James
Neimeister: Zohran Mamdani é um de nós
Zohran
Mamdani é um de nós. Há cerca de 9 anos, eu me filiei aos Socialistas
Democráticos dos Estados Unidos (DSA, na sigla em inglês), junto com milhares
de outras pessoas — muitos deles jovens, desapontados e indignados com o
sistema político estadunidense, em busca de uma alternativa. No mesmo ano em
que Donald Trump foi eleito presidente pela primeira vez, Bernie Sanders, o
senador independente e socialista, conquistou mais de 13 milhões de votos nas
primárias presidenciais do Partido Democrata.
Foi num
âmbito de derrota que fomos reconstruindo das cinzas o que é hoje a maior
organização socialista na história estadunidense, com mais de oitenta e cinco
mil membros. Nesse meio tempo, pouca gente acreditaria que, num dia não tão
distante, um de nós iria conquistar mais de um milhão de votos e virar prefeito
da maior cidade do país.
Nesse
caminho, entre dúvidas e controvérsias, temos discutido a relação entre DSA e
Partido Democrata, levantado questões sobre coalizão e independência
programática e a relação entre DSA, seus candidatos e mandatos — ao longo dos
anos, sem resolver definitivamente essas questões, tanto Zohran quanto todos
nós aprendemos muito.
Em
2017, a seção nova-iorquina do DSA votou para apoiar duas candidaturas a
vereador: a do pastor luterano palestino Khader El-Yateem, que competiu nas
primarias democratas num bairro com grande população de imigrantes árabes e
muçulmanos; e a do professor Jabari Brisport, que disputou as eleições gerais
como candidato do Partido Verde e numa linha independente socialista. Ambos os
candidatos perderam. O pastor El-Yateem fez quase 3.000 votos contra 3.600 de
seu adversário; e o professor Brisport, 9.000 votos contra 21.000.
Apesar
da derrota, militantes do NYC-DSA ganharam experiência, organizando uma forte
campanha de rua, formando novos laços nas comunidades e ganhando novos membros
— um deles foi Zohran Mamdani, que havia atuado como voluntário na campanha do
pastor El-Yateem.
Naquela
época, Seth Ackerman publicou o texto “A Blueprint for a New Party” na revista Jacobin, que
até hoje é referência nos debates sobre o DSA e o Partido Democrata. Ele
investiga a pergunta clássica: Por que não existe um partido
trabalhista nos Estados Unidos, algo que torna o país quase único entre as
democracias do mundo? O fato é que o bipartidismo estadunidense é
batizado pela lei e peça cultura política. A eleitora democrata média odeia
partidos alternativos por serem “sabotadores que só ajudam os republicanos”.
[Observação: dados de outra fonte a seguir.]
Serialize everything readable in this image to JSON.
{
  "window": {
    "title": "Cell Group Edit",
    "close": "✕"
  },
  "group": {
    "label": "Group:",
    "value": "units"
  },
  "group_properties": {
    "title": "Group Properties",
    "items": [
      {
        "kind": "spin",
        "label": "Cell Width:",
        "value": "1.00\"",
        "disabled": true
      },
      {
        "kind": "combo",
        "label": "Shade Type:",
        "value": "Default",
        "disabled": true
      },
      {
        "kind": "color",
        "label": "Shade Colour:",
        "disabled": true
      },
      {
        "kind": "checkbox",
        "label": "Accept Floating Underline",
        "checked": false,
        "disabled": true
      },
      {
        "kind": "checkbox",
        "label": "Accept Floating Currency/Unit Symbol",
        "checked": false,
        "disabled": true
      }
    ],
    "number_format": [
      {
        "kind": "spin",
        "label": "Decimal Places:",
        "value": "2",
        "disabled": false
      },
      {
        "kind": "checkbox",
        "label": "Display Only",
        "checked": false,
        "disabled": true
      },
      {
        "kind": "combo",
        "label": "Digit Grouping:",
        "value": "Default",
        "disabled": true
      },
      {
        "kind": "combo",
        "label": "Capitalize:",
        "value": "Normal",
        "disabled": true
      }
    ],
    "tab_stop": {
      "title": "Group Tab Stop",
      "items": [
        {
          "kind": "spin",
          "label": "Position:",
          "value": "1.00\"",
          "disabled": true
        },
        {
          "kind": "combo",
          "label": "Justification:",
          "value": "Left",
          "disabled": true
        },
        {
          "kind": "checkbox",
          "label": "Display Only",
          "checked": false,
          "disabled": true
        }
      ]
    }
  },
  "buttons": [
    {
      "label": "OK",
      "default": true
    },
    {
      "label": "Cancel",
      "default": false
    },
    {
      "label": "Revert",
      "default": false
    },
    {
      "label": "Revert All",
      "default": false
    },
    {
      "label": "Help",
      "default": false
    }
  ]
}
Até a constituição estadual de Nova York garante que a gestão das eleições seja
controlada por oficiais nomeados pelos líderes dos dois partidos políticos,
como se fossem os únicos possíveis.
No
texto, Ackerman propõe que candidatos trabalhistas concorram nas primárias
democratas, usando a linha que eles têm quase garantida e levando a luta de
classes com eles em um eventual mandato, a fim de ampliar uma base socialista.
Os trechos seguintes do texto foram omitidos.